By Matthew Dolan
A leading credit rating agency dialed back its outlook on the State of Michigan, citing increasing costs associated with the City of Flint's water crisis and the financially distressed Detroit Public Schools.
"It was based on our understanding that the state was planning on building up its rainy-day fund, but due to some of these other priorities, they are not going to be able to build up their reserves in the same way" over the next two fiscal years, Standard & Poor's credit analyst Carol Spain said in an interview Friday.
The rating agency said it believes in building reserves during good economic times. That's especially important to Michigan's credit quality because of the state's cyclical, auto-driven economy, according to S&P.
Despite more money for the state's reserves fund in Gov. Rick Snyder's proposed budget, "we still view balances as being at only adequate levels," according to the S&P report issued Thursday.
The revised outlook from Standard & Poor's Ratings Services affects two kinds of state debt: state general obligation bonds and appropriation-backed debt. The forecast moves to stable from positive, meaning it's less likely the state will see a rating boost over the next 24 months.
The move does not affect the state's credit ratings with the agency.
Instead, the outlook is generally used to provide some guidance about what action S&P may take next in the next two years. A stable rating essentially means the rating agency is neutral on a move to increase or decrease the rating, according to company officials.
Michigan Treasurer Nick Khouri said in an interview Friday that the state would not expect to see any immediate impact as a result of the modification of S&P's outlook on the state.
"I am disappointed and it's unfortunate to reduce the outlook," Khouri said. But he said that the Snyder administration has introduced financially responsible measures to restructure the financially strapped Detroit school district with $715 million drawn, in large measure, from the state's tobacco settlement fund. Michigan's House of Representatives approved a $48.7-million appropriation to ensure the school district won't run out of cash next month.
Khouri added that the administration has also included nearly $200 million for restoring safe drinking water to Flint and aiding those contaminated by its lead-laced water supply.
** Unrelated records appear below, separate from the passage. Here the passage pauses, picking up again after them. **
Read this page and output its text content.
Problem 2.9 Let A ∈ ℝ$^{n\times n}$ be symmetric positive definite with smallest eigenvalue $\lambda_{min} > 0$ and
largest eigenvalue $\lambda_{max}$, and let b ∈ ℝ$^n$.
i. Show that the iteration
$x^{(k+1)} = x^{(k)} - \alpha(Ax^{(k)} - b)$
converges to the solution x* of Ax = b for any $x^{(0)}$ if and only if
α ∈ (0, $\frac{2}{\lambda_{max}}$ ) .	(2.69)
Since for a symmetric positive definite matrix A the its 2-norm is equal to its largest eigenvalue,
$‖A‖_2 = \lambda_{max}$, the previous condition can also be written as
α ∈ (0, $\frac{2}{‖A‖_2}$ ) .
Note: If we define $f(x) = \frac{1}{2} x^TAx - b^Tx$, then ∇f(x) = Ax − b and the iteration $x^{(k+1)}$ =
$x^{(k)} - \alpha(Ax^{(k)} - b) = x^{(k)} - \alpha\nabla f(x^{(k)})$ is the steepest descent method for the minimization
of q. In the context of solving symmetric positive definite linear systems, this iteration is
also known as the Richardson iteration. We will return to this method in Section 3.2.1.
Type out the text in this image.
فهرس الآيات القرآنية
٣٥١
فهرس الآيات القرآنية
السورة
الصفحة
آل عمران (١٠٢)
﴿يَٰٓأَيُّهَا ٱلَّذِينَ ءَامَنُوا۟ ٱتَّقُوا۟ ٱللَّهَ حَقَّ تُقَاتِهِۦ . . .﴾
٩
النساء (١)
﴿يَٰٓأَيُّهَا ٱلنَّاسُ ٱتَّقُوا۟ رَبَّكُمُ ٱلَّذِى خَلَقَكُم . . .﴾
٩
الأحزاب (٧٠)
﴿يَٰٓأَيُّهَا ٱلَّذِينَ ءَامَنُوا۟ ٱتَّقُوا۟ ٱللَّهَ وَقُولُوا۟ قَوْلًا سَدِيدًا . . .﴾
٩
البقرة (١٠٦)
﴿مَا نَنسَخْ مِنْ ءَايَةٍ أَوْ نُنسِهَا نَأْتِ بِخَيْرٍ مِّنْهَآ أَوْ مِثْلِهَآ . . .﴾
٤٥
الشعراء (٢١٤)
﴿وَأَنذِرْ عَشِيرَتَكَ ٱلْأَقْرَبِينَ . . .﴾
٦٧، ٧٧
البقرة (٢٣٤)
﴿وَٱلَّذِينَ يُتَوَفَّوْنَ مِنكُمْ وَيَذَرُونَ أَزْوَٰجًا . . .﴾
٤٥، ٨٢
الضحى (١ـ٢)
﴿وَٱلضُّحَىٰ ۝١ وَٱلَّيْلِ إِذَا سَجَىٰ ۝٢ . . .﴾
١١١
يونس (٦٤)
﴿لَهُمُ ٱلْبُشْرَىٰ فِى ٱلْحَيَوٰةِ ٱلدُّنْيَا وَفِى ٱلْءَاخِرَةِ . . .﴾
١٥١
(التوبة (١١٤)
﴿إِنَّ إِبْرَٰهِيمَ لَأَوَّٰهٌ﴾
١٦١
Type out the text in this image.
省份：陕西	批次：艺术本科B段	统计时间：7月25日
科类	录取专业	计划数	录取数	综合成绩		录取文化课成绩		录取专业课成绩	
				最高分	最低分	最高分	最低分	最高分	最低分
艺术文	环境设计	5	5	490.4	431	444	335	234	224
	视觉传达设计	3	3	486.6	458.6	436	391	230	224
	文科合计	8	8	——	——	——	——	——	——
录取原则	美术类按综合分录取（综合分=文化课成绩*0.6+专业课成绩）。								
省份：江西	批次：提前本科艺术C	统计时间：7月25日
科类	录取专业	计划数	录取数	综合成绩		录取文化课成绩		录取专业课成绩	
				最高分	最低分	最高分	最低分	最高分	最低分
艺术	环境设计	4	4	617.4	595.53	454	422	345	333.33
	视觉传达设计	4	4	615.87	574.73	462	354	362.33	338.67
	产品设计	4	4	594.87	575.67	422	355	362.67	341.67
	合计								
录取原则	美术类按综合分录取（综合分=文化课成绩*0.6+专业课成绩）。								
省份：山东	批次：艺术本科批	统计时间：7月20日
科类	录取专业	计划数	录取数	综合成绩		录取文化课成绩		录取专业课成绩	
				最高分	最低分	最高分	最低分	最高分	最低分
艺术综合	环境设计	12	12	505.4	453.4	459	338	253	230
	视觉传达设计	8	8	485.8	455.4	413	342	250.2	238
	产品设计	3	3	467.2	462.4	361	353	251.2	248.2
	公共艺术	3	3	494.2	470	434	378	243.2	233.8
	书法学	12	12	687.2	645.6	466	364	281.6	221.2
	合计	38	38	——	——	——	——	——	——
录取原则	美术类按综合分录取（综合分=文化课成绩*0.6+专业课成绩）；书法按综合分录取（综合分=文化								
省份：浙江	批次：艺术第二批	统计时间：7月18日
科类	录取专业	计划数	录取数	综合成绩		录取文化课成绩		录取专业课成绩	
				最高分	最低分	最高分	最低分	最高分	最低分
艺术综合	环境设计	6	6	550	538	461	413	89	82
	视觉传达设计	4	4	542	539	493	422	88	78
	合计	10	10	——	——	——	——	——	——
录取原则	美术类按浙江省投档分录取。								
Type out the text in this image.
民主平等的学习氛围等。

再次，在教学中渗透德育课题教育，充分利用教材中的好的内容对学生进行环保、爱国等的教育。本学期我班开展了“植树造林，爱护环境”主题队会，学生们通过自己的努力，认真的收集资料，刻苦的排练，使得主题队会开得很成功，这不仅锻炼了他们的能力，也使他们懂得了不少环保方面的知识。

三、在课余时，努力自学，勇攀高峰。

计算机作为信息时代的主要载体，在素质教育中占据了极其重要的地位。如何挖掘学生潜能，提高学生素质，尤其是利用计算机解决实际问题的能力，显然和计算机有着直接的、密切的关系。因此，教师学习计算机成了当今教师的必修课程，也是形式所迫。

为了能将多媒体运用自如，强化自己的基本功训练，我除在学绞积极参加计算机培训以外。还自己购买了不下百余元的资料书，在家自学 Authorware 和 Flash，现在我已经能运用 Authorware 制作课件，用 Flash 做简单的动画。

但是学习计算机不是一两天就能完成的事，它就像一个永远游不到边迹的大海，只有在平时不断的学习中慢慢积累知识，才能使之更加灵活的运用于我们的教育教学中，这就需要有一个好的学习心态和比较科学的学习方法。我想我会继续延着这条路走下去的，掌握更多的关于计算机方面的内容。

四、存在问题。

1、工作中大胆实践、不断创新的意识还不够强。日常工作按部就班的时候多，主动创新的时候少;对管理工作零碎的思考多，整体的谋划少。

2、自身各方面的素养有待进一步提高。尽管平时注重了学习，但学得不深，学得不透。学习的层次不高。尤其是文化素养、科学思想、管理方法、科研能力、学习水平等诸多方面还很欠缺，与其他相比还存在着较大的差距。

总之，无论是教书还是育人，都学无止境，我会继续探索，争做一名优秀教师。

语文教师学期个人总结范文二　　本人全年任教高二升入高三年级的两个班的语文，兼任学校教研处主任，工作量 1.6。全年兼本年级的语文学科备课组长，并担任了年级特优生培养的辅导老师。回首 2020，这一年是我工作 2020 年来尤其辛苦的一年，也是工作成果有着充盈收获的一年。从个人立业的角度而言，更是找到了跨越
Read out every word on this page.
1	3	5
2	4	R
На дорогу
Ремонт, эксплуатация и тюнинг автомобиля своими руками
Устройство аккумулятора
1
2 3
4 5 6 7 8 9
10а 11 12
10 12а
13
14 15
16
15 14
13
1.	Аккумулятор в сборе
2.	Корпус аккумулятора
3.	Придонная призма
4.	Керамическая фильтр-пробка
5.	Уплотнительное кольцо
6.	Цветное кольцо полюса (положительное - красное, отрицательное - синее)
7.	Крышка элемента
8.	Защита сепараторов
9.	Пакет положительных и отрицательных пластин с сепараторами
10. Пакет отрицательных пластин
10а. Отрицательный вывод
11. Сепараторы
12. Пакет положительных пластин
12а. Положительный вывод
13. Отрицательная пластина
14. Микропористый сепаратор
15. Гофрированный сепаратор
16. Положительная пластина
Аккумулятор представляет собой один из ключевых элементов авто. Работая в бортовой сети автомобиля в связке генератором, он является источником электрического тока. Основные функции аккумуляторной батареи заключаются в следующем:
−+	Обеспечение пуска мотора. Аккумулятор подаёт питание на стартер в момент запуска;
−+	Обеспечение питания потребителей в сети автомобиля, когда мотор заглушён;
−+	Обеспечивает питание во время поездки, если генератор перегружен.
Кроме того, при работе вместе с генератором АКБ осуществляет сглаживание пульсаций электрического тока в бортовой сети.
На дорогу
But the state treasurer said that any future legal liability against the state from ongoing lawsuits connected to the water crisis remains uncertain.
In the same announcement this week, S&P affirmed its AA-rating on the state's general obligation debt and its A+ rating on the state's appropriation-backed debt. The rating agency also assigned an AA-rating to Michigan's series 2016A GO bonds.The series 2016A GO bonds will be used to finance the Great Lakes Water Quality Bond Fund.
There have been two rating upgrades from Moody's and Fitch Ratings during the Snyder administration, but no downgrades, according to the state's Treasury office. Outlooks on the state by rating agencies have been revised five times, but they all happened without a rating change either up or down, state officials said.
In her report on Michigan, Spain wrote that "although many of the governor's budget proposals are pending legislative approval, in our view, there is significant political pressure for the state to contribute funds toward both Flint and DPS. It is likely that costs related to the Flint water crisis over the next two years will surpass the executive budget's projections."
"Michigan currently has the wherewithal to support projected additional costs and maintain the current rating," Spain said. "But if costs related to the Flint water crisis or distressed local credits escalate, there could be credit pressure."